The Land of Ophir is a lost world tale, a type of story to which I am extremely partial. Philip Tromp (a descendant of the Dutch admiral who famously tied a broom to his masthead to signify his intention to sweep the English out of the English Channel and then proceeded to do just that) is an adventurer at a loose end. He meets an old school friend named Thorpe in a bar in Africa.
A couple of years earlier Tromp had saved an African girl from a beating at the hands of a man of indeterminate race named Gandy. That encounter will later have fateful consequences.
Some time later Tromp comes across a journal written by Thorpe, who has now disappeared. The journal recounts the story of Thorpe’s final expedition.
Thorpe had discovered a lost civilisation, but he had also discovered something of even more interest to an adventurer. This lost civilisation has gold. Lots and lots of gold. More gold than any man could imagine.
A penniless Irish viscount named Fieldmorre is putting together an expedition to find Thorpe’s lost civilisation. His partner is an American, Billy Langster, another old Africa hand. It doesn’t take much to convince Tromp to join them. Also taking part are a Frenchman of questionable motives named Vèron and a Syrian known as Sabah.
The expedition is a big one, including a couple of hundred Hausa tribesmen whose loyalty is unquestioned (at least at the start of the journey). The expedition soon runs into trouble, and the troubles continue to mount. Both camels and men are poisoned. They are almost wiped out by a huge band of Tuaregs. They are plagued by sickness. To cap it all off they start losing more men, killed by darts. The darts are of a type seen only in Borneo, adding mystery to their already full load of misery. And then their Hausa warriors start to desert.
Despite all these setbacks they do of course find the lost civilisation and the lost city. But what kind of civilisation is it, and how could could such a city be found so far south in Africa? And what is the full significance of the worship of the snakes?

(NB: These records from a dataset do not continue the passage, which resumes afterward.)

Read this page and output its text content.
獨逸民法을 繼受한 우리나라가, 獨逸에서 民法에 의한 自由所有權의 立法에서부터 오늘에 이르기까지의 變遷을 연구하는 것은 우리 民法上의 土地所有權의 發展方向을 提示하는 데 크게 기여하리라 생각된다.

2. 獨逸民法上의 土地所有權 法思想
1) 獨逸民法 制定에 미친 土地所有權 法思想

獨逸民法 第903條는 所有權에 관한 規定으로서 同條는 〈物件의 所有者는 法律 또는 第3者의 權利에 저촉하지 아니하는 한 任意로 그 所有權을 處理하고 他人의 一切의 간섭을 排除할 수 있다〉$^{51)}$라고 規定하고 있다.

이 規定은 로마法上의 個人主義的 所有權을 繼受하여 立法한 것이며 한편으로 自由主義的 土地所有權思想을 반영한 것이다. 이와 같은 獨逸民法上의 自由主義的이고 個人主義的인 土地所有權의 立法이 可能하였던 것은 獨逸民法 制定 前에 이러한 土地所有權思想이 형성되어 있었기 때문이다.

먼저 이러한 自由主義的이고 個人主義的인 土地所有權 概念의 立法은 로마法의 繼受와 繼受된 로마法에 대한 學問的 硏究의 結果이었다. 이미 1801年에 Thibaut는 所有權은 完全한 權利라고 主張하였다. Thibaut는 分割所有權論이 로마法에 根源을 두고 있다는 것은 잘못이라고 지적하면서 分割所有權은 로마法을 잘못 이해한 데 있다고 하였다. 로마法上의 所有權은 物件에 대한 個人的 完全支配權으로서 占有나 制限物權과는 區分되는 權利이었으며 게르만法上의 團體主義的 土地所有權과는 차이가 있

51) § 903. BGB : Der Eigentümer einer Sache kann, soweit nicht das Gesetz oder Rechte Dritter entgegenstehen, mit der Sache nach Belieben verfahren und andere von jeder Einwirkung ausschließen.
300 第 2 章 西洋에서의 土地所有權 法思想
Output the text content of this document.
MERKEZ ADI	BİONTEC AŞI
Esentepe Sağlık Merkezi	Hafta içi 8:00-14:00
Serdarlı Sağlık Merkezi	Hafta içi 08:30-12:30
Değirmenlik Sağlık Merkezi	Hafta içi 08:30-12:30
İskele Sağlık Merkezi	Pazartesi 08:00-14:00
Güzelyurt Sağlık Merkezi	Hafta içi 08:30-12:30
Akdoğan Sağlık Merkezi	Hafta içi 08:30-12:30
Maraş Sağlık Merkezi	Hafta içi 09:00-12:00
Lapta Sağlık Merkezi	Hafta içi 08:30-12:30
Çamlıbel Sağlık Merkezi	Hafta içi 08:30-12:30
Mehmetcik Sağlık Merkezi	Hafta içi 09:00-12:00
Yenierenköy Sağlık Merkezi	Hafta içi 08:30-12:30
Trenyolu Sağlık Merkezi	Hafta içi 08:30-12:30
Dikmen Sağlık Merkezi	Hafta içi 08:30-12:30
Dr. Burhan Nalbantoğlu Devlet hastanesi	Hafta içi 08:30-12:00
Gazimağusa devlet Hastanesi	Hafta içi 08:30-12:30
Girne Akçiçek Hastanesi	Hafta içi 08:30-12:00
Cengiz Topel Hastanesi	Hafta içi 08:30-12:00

This is a very short novel at just 58,000 words but it packs a great deal of plot into its short length. There is as much action as anyone could reasonably ask for, including at least one full-scale battle. There is treachery, and there is revenge. There are links to biblical history, and to pre-biblical history.
Beadle was able to draw on his experiences in Africa for the background to this story giving it a fairly authentic feel. His style is extremely pulpy, which is no bad thing in this type of story, and more importantly the writing has energy and a certain flair to it. Beadle creates some colourful characters and his plotting is sound. This is a story that moves along at a very healthy pace.
If you enjoy lost world stories and two-fisted action adventure tales then you should find that The Land of Ophir ticks all the requisite boxes. Highly recommended.